ENHANCEMENT OF DUPUIT-DARCY THERMAL CONVECTION OF SWCNT-WATER NON-NEWTONIAN NANOFLUID SATURATED POROUS MEDIUM

Abstract

The focus of this manuscript is to investigate numerically the free convection of a single-wall carbon nanotube-water non-Newtonian nanofluid saturating an inclined square porous medium, where the Dupuit-Darcy model is used for modeling the fluid flow inside the cavity along with the Carreau-Yasuda model for describing the apparent viscosity of the nanofluid. The top and bottom walls of the enclosure are kept adiabatic, whereas the others are differentially heated. The governing parameters for the problem are the Rayleigh number, nanotubes volume fraction, inertial effect parameter, the Carreau-Yasuda non-Newtonian parameters as well as the inclination angle of the cavity. The finite difference method is used to resolve the governing partial differential equations of the problem. The obtained results are presented through graphs, streamlines, isotherms, and apparent viscosity contours. In addition, a scale analysis is presented to show the maximum heat transfer enhancement recorded. As a matter of fact, the obtained momentum equation enables the analysis of the Newtonian and non-Newtonian behavior of the nanofluid along with the Darcy and the departure from Darcy situation. The findings show that the increase of the single-wall carbone nanotube (SWCNT) percentage significantly enhances the heat transfer even with the increase of the fluid viscosity.

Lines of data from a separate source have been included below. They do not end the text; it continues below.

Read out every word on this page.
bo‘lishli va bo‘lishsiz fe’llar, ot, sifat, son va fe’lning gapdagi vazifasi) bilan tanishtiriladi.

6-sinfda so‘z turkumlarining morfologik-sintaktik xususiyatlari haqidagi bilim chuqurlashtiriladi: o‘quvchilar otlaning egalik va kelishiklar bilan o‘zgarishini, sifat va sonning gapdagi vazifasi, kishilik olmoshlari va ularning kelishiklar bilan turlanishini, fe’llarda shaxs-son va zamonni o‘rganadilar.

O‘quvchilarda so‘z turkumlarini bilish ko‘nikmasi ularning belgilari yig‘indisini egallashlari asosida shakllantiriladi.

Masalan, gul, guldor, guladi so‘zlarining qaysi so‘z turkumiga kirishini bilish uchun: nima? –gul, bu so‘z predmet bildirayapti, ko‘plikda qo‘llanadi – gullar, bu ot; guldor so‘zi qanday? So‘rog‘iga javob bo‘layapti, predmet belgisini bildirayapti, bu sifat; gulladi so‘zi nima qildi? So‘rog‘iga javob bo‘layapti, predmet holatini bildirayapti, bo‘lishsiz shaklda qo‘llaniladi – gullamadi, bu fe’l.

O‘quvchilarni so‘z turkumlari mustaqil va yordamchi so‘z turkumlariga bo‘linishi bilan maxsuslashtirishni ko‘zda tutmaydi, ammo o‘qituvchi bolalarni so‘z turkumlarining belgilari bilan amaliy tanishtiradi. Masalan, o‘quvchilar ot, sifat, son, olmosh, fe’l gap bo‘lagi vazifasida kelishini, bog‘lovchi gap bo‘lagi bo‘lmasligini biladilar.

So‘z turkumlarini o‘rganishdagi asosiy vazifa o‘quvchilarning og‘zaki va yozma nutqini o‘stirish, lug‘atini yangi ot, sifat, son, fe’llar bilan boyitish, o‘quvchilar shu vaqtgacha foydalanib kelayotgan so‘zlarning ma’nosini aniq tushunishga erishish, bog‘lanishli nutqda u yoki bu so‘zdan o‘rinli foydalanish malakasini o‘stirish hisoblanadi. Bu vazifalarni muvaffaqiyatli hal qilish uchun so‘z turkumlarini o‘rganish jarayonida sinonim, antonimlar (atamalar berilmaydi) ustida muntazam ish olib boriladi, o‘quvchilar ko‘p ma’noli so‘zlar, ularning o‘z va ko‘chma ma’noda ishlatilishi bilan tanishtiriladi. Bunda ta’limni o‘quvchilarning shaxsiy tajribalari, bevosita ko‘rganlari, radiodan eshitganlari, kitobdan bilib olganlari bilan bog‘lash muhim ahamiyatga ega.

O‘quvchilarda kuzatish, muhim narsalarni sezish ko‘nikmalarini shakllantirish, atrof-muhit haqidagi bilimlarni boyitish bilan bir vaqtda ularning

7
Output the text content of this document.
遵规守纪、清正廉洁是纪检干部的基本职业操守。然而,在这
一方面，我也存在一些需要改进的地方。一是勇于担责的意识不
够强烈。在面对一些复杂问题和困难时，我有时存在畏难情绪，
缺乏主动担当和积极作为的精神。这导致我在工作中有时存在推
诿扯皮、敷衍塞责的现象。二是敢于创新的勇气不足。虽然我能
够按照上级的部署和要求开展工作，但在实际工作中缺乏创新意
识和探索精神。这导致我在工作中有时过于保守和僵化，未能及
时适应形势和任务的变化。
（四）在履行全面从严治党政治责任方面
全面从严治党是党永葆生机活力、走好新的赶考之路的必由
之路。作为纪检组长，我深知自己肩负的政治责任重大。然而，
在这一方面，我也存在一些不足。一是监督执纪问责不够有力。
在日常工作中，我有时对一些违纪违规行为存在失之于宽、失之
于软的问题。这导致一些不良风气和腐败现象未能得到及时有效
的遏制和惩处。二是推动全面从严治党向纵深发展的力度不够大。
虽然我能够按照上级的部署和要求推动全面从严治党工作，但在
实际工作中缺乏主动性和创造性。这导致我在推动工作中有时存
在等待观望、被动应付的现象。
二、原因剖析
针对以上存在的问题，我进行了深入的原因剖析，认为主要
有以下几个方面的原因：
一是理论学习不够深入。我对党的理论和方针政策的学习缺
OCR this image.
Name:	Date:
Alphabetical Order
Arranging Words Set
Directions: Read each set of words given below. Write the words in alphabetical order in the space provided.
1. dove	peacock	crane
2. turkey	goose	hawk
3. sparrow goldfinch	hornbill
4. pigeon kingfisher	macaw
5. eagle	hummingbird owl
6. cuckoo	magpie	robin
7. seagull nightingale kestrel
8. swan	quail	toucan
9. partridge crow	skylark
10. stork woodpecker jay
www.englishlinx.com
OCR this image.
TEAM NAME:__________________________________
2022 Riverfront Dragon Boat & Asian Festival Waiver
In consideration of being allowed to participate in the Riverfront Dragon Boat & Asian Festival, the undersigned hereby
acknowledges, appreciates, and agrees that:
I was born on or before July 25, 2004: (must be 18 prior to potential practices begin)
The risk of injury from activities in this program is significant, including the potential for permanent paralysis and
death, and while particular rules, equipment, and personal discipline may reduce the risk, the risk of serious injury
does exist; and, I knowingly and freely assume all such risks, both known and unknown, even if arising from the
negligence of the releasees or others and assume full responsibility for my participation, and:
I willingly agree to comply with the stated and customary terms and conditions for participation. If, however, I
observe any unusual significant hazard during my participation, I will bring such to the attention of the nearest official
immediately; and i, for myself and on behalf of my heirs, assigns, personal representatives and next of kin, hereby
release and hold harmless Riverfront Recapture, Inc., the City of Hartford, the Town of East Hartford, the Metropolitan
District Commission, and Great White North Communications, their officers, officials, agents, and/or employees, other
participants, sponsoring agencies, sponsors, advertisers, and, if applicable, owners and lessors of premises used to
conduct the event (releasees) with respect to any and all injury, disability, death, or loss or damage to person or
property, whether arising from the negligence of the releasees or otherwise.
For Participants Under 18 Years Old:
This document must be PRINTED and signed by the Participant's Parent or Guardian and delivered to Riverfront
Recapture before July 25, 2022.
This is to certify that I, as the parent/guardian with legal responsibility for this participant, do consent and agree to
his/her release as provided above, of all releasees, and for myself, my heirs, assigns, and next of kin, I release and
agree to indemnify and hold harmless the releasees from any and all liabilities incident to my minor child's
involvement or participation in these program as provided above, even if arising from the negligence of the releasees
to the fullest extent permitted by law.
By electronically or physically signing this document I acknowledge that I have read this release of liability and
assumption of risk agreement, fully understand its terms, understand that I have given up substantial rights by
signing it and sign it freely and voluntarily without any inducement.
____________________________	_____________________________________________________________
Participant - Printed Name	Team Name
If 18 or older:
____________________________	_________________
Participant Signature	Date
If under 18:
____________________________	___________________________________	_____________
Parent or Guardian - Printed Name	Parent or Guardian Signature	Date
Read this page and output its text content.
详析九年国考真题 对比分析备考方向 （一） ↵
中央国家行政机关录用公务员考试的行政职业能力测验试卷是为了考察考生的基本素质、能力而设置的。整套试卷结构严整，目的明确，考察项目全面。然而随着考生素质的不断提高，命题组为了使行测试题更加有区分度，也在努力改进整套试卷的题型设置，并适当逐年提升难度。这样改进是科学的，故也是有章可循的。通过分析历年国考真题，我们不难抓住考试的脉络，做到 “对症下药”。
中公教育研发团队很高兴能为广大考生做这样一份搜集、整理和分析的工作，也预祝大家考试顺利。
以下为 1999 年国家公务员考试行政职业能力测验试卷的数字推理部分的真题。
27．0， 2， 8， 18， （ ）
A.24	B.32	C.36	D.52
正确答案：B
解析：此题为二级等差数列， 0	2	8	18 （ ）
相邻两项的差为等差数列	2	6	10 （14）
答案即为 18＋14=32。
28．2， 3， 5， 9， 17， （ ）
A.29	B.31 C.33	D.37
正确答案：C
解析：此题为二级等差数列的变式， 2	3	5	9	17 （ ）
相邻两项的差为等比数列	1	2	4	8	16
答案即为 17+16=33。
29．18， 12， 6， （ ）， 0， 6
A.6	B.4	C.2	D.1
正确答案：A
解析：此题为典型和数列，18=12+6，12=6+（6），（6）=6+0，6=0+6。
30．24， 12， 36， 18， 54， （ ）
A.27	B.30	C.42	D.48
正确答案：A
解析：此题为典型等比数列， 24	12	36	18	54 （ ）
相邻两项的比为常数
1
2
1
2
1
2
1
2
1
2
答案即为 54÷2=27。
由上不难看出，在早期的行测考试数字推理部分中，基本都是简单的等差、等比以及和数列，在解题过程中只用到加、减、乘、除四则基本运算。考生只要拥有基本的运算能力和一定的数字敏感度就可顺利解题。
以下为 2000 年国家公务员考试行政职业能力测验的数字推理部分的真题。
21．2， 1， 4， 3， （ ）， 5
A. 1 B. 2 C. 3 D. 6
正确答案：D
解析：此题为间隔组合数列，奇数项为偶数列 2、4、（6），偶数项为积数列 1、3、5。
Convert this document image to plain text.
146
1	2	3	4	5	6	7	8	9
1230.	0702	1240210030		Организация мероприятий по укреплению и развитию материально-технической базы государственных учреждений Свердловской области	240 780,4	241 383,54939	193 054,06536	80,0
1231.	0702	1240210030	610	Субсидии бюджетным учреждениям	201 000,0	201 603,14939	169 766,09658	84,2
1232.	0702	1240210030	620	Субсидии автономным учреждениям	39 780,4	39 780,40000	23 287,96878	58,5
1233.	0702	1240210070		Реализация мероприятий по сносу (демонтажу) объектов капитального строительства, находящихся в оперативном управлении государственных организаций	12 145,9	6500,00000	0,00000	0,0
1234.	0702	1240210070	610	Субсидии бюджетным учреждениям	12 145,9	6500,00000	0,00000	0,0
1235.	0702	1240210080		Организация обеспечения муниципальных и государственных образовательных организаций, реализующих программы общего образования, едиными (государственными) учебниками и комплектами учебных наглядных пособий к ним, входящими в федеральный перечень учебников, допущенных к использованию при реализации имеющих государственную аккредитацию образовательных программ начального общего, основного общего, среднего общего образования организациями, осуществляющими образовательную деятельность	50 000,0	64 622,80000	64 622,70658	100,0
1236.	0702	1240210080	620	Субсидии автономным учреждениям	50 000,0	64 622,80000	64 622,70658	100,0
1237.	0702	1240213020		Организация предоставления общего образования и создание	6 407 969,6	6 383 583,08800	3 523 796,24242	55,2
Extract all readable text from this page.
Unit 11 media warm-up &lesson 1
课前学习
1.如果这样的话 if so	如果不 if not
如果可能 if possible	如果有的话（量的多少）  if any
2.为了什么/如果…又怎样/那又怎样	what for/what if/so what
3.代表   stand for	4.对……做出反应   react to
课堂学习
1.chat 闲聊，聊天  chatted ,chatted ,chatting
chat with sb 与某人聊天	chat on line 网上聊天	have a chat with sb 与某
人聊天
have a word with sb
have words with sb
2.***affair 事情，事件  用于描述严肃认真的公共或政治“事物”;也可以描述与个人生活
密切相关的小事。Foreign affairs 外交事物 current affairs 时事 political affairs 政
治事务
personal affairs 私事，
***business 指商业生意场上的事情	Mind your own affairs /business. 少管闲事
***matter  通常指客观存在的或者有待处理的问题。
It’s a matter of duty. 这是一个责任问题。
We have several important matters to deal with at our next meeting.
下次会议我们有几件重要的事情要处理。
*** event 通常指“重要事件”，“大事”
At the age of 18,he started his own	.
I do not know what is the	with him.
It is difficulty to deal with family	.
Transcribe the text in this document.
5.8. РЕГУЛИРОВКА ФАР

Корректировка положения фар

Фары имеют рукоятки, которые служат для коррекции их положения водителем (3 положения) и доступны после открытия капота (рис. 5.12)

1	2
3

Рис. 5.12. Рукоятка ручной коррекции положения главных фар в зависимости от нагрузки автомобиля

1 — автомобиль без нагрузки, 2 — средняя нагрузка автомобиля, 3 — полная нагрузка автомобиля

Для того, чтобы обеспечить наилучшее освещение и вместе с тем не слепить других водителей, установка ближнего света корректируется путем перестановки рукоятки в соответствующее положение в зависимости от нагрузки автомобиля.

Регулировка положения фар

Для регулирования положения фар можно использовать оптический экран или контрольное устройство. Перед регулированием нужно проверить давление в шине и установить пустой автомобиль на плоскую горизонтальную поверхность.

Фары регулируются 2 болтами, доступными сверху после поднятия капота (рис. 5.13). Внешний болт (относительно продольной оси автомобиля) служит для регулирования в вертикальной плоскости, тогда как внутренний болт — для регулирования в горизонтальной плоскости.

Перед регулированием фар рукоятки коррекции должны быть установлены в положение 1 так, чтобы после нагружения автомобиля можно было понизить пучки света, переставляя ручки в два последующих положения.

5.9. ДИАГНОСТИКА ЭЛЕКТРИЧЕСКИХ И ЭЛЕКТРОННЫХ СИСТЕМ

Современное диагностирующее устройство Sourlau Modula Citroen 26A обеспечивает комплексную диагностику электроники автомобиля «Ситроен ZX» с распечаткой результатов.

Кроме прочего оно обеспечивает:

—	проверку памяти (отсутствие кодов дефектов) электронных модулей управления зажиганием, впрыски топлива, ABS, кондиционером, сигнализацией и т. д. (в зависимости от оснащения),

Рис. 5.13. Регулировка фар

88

Furthermore, the increase of inertial effect parameter inhibits the flow inside the cavity and causes a decrease in the convection rate. In actual fact the power-law index parameter of the Carreau-Yasuda model has a significant effect on the fluid flow strength as well as the convection rate inside the enclosure, i.e., the more the shear thinning the fluid, the better is the rate of convection. The inclination angle of -30° presents better angle for maximum convection rate. An enhancement of 8% in convection rate is recorded for the case of the Newtonian behavior, while for the shear-thinning situation the enhancement reaches eight times of that recorded of Newtonian condition.